Key Takeaways from Devex World 2018
For the past few years, hundreds of development practitioners from around the world have gathered at Devex World to exchange ideas, learn from each others’ experiences and network. The event is hosted by Devex, the media platform and social enterprise serving the global development community. This year’s event took place in Washington, DC on June 14 and attracted 1,000 participants, including two staff members from FINCA International.
The conference’s keynote themes strongly resonated with FINCA’s work and, in many ways, reflected conversations that are ongoing in our hallways and offices. Those themes included Innovating at Scale, the Data Revolution, and New Funding Models. Styled after TEDx talks, the conference’s anchor sessions were broken into 10-15-minute segments during which experts offered crisp insights and takeaways. It is clear that the transformative changes we are experiencing at FINCA in our mission to promote financial inclusion are also changing the landscape and nature of work for stakeholders and organizations across the development spectrum.
Inspired by the conference’s approach to transmit succinct ideas drawing from complex subjects, we would like to share some of our top takeaways from the various sessions.
Challenges and Opportunities of the Data Revolution
The Data Revolution session cast light on both challenges and opportunities posed by the surge of digital technologies being deployed across the development landscape. As FINCA knows very well, there are myriad new ways to collect, compile and use data. But as we increase our data collection activities, are we also:
- Growing our data fluency: More data on its own will not help anyone, particularly if it is confined to spreadsheets. As we identify what information is most relevant to collect, are we also increasing workforce capacity to use, analyze and deploy that data strategically?
- Improving decisions and outcomes: As more and better data is generated in real-time, it should also improve project design, client targeting and decision making in real-time. Practically speaking, are we transitioning away from business planning as developing concrete, architectural blueprints that are followed to the letter and more toward creating templates for iteration and improvement? Are we communicating the benefits of this approach so that stakeholders and donors see this as additive and beneficial?
- Becoming better storytellers: As we find a host of new data points at our fingertips, are we also transforming our capacity to convey that information in a way that is beautiful, elegant and visually gratifying, and that engages people more effectively and more powerfully than we currently can?
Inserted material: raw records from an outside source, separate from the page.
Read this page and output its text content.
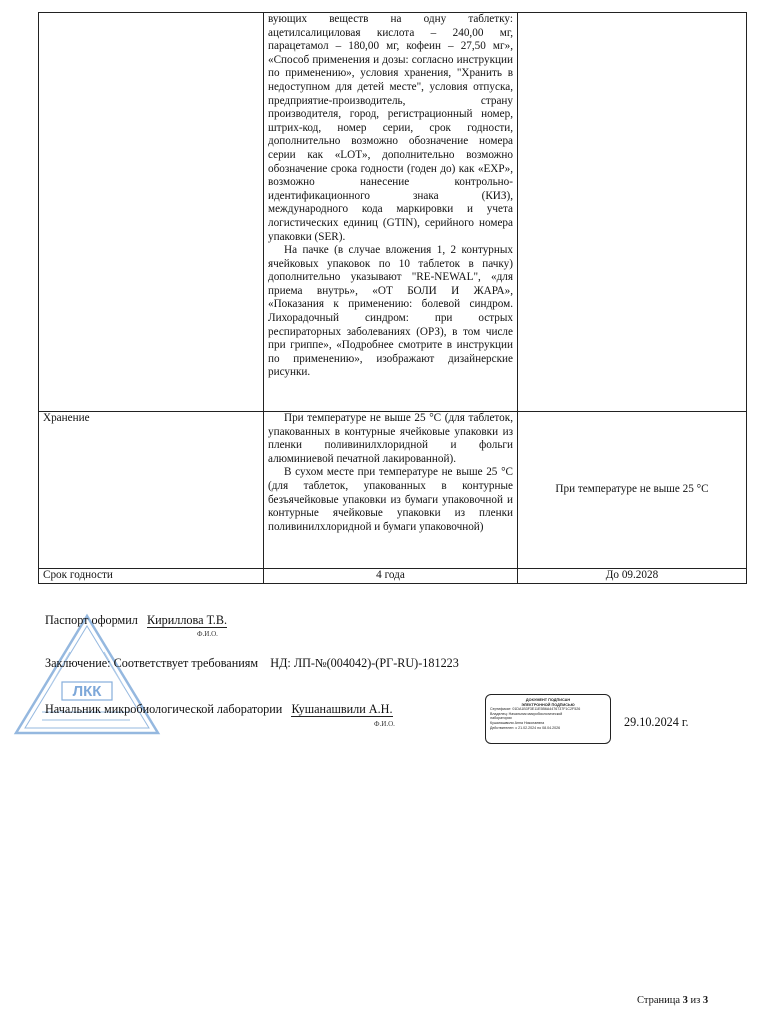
	вующих веществ на одну таблетку: ацетилсалициловая кислота – 240,00 мг, парацетамол – 180,00 мг, кофеин – 27,50 мг», «Способ применения и дозы: согласно инструкции по применению», условия хранения, "Хранить в недоступном для детей месте", условия отпуска, предприятие-производитель, страну производителя, город, регистрационный номер, штрих-код, номер серии, срок годности, дополнительно возможно обозначение номера серии как «LOT», дополнительно возможно обозначение срока годности (годен до) как «EXP», возможно нанесение контрольно-идентификационного знака (КИЗ), международного кода маркировки и учета логистических единиц (GTIN), серийного номера упаковки (SER).
На пачке (в случае вложения 1, 2 контурных ячейковых упаковок по 10 таблеток в пачку) дополнительно указывают "RE-NEWAL", «для приема внутрь», «ОТ БОЛИ И ЖАРА», «Показания к применению: болевой синдром. Лихорадочный синдром: при острых респираторных заболеваниях (ОРЗ), в том числе при гриппе», «Подробнее смотрите в инструкции по применению», изображают дизайнерские рисунки.	

Хранение	При температуре не выше 25 °С (для таблеток, упакованных в контурные ячейковые упаковки из пленки поливинилхлоридной и фольги алюминиевой печатной лакированной).
В сухом месте при температуре не выше 25 °С (для таблеток, упакованных в контурные безъячейковые упаковки из бумаги упаковочной и контурные ячейковые упаковки из пленки поливинилхлоридной и бумаги упаковочной)	При температуре не выше 25 °С
Срок годности	4 года	До 09.2028
ЛКК
Паспорт оформил Кириллова Т.В.
Ф.И.О.
Заключение: Соответствует требованиям НД: ЛП-№(004042)-(РГ-RU)-181223
Начальник микробиологической лаборатории Кушанашвили А.Н.
Ф.И.О.
ДОКУМЕНТ ПОДПИСАН
ЭЛЕКТРОННОЙ ПОДПИСЬЮ
Сертификат: 01DA1B3F3E11E5B6A4476737F1C2F526
Владелец: Начальник микробиологической
лаборатории
Кушанашвили Анна Николаевна
Действителен: с 21.02.2024 по 08.04.2026	29.10.2024 г.
Страница 3 из 3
Lessons in Funding from Market-Driven Approaches
Highlights from The New Funding Models revealed that the larger development community is at long last adopting an approach in which FINCA was an early pioneer, namely that development should model market-driven methodologies. Panels discussed how the sector is transitioning away from a grant capital approach to the new world of blended finance, particularly in an environment that prioritizes innovation. Many of the ideas and use cases shared will be well understood by the FINCA team, including:
- Innovation, risk-taking and measuring success: Given widespread emphasis on innovation, co-creation that brings together implementers and donors is key. Innovating will, at times, result in failure, and when considering results, we should give an “A” for effort. If we are not failing, it means we are not sufficiently reaching for the frontier. And while we reject ideas that rest on a silver bullet philosophy, we should say “yes” to silver buckshot! Iterate and innovate around multiple potentials. Be creative about measuring impact. Success is not only about the investments themselves, but where and what the investees go on to do.
- Private sector engagement strategies and use of private capital: Templates recommended for working with the private sector included having the private sector partner create demonstration cases and that these successful models could be amplified and scaled by a range of traditional actors in their respective sectors (education, healthcare, government, etc.). Organizations increasingly understand that grant capital can de-risk private capital, and are seeking myriad partners along the grants-impact investing-social bonds continuum.
Devex World 2018 was memorably informative and engaging as a platform for development practitioners to convene, converse and connect around themes pertinent to their work and impact globally. There were sessions that directly spoke to FINCA’s experience, particularly of leveraging technology and innovation to extend financial services to millions of people at the base of the economic pyramid. The insights gleaned from the conference will inform our planning and programming as we look to strengthen our reach and impact around the world.